Former Baraboo School District educators voiced their concerns last week that low morale and a lack of respect for teachers and educational assistants may be contributing to the district’s high turnover rate.
More than 50 former educators stood in solidarity while one of their ranks, Maureen Bula, read a prepared statement to the Baraboo School Board and District Administrator Lori Mueller during the public comment portion of the Nov. 25 board meeting.
“We’d like to thank you for your time and service for our community and we realize that your jobs are difficult,” Bula said. “We’ve worked hard for this district as well, and we feel that we have a mutual interest in this school district. We don’t want this to be about intimidation. It’s about starting a conversation.”
The statement, signed by 78 former staff members, said recent stories in the News Republic had prompted them to speak out.
“Many community members, including local professionals, substitute teachers, educational assistants, former co-workers and parents of students in the Baraboo School District are questioning policies that have been enacted in recent years,” Bula read. “We are concerned that retention of teachers has been influenced by low staff morale and lack of respect by administration as well as students.”
She said the group wants the community and school board to become aware of issues within the district — from staff morale, retention and salary discrepancies to behavioral and discipline issues — and that the group wants to work with the board to address them.
After thanking the group for their service and statement, Mueller said she welcomed them to meet with her and board President Kevin Vodak.
“Let’s come to the table and address some of those concerns. We all have a shared interest in that,” Mueller said.
Vodak said he would like to follow up with each of the former staff members “as time permits,” but expressed frustration that only one in the audience had approached him prior to the meeting to talk about these issues.
“We certainly want to work with you, but this, to me, is not the approach that I would take,” he said.
Board members, he said, would all be responsive to comments and concerns given in other ways. Their contact information is available on the district website.
“Quite frankly, I’m embarrassed,” Vodak said. “I’m embarrassed that a community that recently passed the largest referendum in our history — $40-plus million — in my opinion is being torn apart by actions that are beyond the district’s control in a lot of cases.”
Vodak asked who in the group had worked under the current administration headed by Mueller, causing at least eight to raise their hands. He said the district isn’t perfect, but compared to “a ton” of other Wisconsin school districts, it’s “in very good shape.”

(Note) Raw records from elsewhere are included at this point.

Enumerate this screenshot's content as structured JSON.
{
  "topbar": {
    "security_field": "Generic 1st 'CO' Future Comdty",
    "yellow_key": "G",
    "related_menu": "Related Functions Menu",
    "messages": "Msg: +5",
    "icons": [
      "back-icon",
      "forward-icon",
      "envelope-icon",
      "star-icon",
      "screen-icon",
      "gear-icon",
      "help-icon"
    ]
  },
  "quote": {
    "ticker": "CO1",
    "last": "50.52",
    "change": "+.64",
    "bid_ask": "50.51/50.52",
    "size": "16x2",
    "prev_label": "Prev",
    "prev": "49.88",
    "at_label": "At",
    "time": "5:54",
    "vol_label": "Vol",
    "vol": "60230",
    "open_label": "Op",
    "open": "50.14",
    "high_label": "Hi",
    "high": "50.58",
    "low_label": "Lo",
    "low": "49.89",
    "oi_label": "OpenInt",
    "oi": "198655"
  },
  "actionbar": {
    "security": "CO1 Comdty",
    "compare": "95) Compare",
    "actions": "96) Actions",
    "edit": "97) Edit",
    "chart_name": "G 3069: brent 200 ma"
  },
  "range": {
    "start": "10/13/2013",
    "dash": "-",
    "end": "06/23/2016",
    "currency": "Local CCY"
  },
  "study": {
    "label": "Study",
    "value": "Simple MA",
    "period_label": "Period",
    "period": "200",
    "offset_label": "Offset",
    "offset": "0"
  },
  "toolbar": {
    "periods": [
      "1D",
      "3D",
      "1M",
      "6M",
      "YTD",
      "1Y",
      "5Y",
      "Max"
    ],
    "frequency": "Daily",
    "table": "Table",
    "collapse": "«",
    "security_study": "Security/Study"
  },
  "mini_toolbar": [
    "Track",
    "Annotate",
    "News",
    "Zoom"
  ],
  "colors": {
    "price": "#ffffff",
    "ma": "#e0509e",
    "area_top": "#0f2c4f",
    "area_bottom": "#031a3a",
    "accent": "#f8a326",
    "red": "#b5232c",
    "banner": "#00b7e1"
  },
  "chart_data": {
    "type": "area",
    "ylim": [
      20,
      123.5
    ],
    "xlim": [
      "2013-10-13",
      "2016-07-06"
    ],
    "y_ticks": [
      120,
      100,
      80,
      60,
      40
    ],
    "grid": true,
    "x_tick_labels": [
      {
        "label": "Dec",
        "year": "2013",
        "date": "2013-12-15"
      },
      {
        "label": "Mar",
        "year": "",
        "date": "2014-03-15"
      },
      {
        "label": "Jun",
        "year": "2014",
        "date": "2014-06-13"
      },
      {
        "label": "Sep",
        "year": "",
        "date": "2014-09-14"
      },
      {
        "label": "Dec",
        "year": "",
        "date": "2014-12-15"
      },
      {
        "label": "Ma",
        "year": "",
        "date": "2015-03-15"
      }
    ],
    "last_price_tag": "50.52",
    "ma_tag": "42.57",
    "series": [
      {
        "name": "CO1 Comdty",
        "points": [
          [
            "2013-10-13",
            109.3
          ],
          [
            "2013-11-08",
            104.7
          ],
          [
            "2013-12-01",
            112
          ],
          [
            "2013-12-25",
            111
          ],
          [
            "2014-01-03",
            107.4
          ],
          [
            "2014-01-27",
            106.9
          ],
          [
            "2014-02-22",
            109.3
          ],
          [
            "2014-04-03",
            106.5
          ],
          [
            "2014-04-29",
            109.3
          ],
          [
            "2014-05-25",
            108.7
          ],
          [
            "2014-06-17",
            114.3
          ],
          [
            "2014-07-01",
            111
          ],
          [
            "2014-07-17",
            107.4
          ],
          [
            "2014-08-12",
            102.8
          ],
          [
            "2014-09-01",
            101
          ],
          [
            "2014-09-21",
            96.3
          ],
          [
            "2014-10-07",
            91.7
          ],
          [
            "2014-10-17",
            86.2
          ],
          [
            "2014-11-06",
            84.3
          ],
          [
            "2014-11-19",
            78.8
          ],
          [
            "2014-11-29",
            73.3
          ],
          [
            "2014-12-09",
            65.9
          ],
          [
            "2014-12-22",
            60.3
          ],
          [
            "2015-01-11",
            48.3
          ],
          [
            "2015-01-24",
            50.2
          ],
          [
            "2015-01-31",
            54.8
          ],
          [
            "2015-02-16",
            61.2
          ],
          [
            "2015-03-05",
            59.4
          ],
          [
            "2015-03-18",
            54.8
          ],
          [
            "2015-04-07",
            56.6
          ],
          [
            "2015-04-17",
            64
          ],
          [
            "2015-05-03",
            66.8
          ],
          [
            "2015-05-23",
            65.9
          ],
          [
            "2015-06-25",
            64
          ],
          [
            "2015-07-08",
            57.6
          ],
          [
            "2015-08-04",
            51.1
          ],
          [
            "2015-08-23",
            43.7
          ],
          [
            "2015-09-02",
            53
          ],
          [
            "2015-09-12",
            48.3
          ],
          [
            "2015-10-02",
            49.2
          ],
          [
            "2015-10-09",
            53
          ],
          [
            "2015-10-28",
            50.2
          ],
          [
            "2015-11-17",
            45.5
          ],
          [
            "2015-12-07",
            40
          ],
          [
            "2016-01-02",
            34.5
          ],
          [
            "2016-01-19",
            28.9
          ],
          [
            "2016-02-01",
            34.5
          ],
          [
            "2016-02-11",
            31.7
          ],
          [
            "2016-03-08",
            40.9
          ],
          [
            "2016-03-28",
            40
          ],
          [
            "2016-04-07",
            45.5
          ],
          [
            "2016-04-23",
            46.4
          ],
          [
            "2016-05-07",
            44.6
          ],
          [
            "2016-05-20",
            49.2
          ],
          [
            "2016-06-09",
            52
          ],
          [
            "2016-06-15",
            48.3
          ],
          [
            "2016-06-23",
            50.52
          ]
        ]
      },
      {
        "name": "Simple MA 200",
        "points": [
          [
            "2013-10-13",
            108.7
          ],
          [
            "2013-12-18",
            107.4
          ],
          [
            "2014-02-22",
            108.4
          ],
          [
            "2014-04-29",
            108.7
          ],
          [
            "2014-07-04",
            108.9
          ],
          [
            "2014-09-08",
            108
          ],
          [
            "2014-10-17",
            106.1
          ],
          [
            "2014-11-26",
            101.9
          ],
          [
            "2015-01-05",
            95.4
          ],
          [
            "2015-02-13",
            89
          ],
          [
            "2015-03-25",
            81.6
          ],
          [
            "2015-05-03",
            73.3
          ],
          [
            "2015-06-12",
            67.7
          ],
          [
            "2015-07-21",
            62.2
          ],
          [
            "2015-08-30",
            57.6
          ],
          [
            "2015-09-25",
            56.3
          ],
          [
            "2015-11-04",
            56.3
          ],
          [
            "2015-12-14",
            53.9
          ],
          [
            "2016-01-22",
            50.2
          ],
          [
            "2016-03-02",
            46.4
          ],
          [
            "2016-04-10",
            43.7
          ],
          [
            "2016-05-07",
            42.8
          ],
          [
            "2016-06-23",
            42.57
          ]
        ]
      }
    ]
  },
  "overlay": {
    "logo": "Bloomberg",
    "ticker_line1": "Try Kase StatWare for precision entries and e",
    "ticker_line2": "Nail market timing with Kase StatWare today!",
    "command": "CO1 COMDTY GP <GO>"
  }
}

“There are a lot of positive things that are going on in the district, there are a lot of positive things that this woman, Dr. Mueller, has been a part of. She has given to this district 24/7 since she moved here,” he said.
Pushing back on one of the group’s points, Vodak said he thinks Baraboo teachers are respected, adding that their method of expressing these concerns wasn’t fair to administrators. Before the educators gave their statement, he cautioned them against saying anything about an individual that could be considered slanderous or defamatory.
“Somewhere I believe there’s a disconnect between what’s being portrayed in some aspects and what reality is, and I’m going to take it upon myself and hope that the rest of the board will support me in making sure that we can bridge that gap,” Vodak said.
In the week since the meeting, Bula said a couple of school board members have contacted her. They haven’t set up a meeting between the board and former educators group yet but her group would like to, she said.
Signatories of the statement have a collective experience in the district totaling 2,200 years, according to the group.
Two other former Baraboo teachers who left this year spoke during the Nov. 11 school board meeting to defend the district from recent criticisms.